DR: Drugs of all sorts seem to elicit such strong feelings and opinions
among a great many people. What is going on here? How does this tie in with
other problems we as a society face?
MARILYN FERGUSON: A number of recovered alcoholics have said they
were on a spiritual path. They became misguided in their search, but they
were looking for something. We have to create our society in such a way
that it's hospitable to the spiritual search. Our abuse problems will probably
disappear. Whether we're trying to prevent insider trading, or anything
else that has negative consequences for the society, we have to get to the
heart of it.
Why are people greedy? What are they looking for? I mean if somebody has
a hundred million dollars and he wants two hundred million, you know he's
not going to get what he wants with the extra hundred million.
Can we find a way to show him what he's looking for? I think that people
are looking a sense of themselves as creative. A sense of personal impact.
A sense of being able to solve their own problems, and to be listened to.
We have to change our society in that way.
DR: Do you find that today's high school and college-age generation
is less concerned about or engaged with the critical issues of the day than
were their predecessors ten or twenty years ago.
MARILYN FERGUSON: All the studies show that they're more concerned
about their survival. They can't look forward to the same financial future
that people could twenty years ago. It's going to be difficult for young
people to buy a house, or to do whatever. So this has caused them materialistic
concern. But I think that underneath, they're idealistic.
In the Brain-Mind Bulletin , we did an article on the class of 1992, about an annual survey of the high school students. They're more anxious and concerned than they ever were. And they're tending to go into businesses or professions where they can make money. Unfortunately, too many going into law. But I think there will be a turnaround. They just need to be inspired.

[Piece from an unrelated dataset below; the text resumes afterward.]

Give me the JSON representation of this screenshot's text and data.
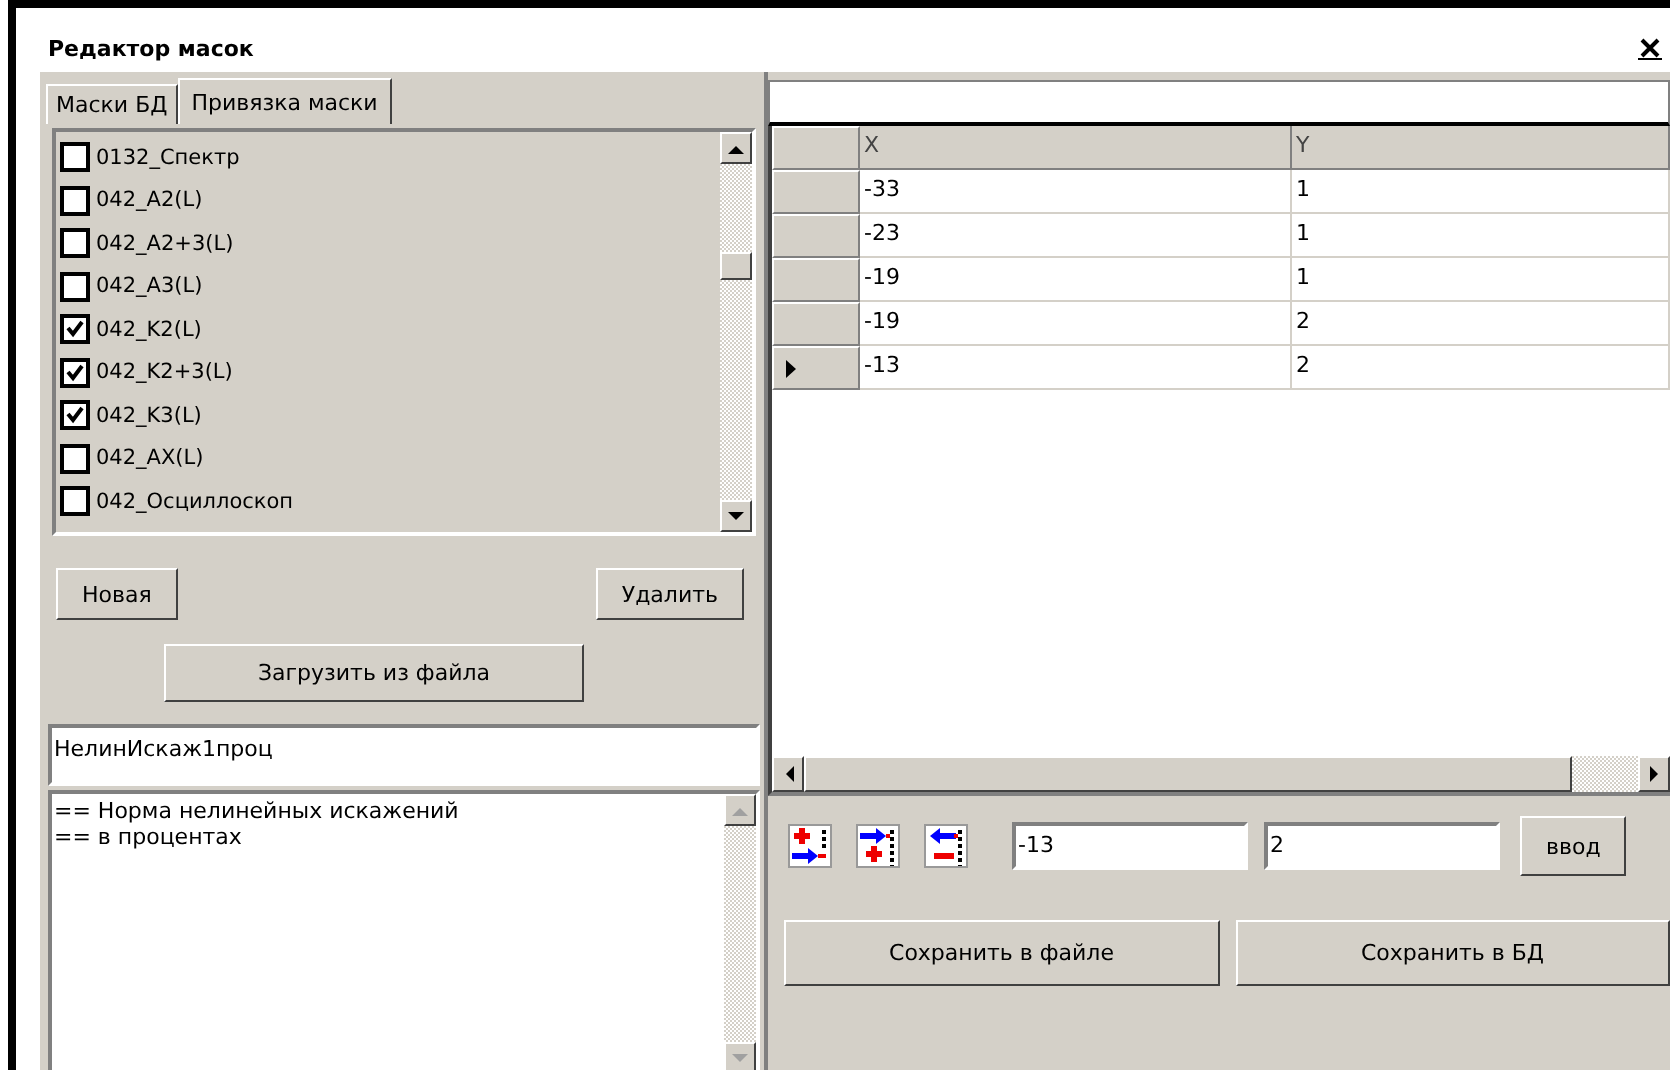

DR: You have written that the time of spectators is coming to a close. You've also said that the best antidepressants are expression and action. Why aren't those remedies prescribed more often?
MARILYN FERGUSON: I guess we have to prescribe them for ourselves.
I said in The Aquarian Conspiracy that we can't be looking to leaders
to do these things for us. We're going to have to be our own leaders. Of
course there will be leaders in particular situations. If your plane crashes
in the desert somewhere, you're going to want somebody who knows something
about airplanes or survival, to be the leader at that moment. We need specific
leaders as appropriate, but if we want personal freedom, we really have
to take personal responsibility.
If you say, I have a purpose, I need to be healthy for this purpose, I need
to be powerful for this purpose, then you'll more often know what steps
to take. You'll hear inside your head and heart, and from helpful people
you meet.
And you don't have to worry about getting your act together first . . .
You were never meant to have your act together forever. It's always going
to keep changing. In other words, we put something together, and then it
changes, and we change. It's only really in serving that we become healthy.
It's only if we have a purpose that we become intelligent. A purpose organizes
our intelligence and makes it meaningful. You have to take that step, and
the step is actually to say to yourself, what can I do?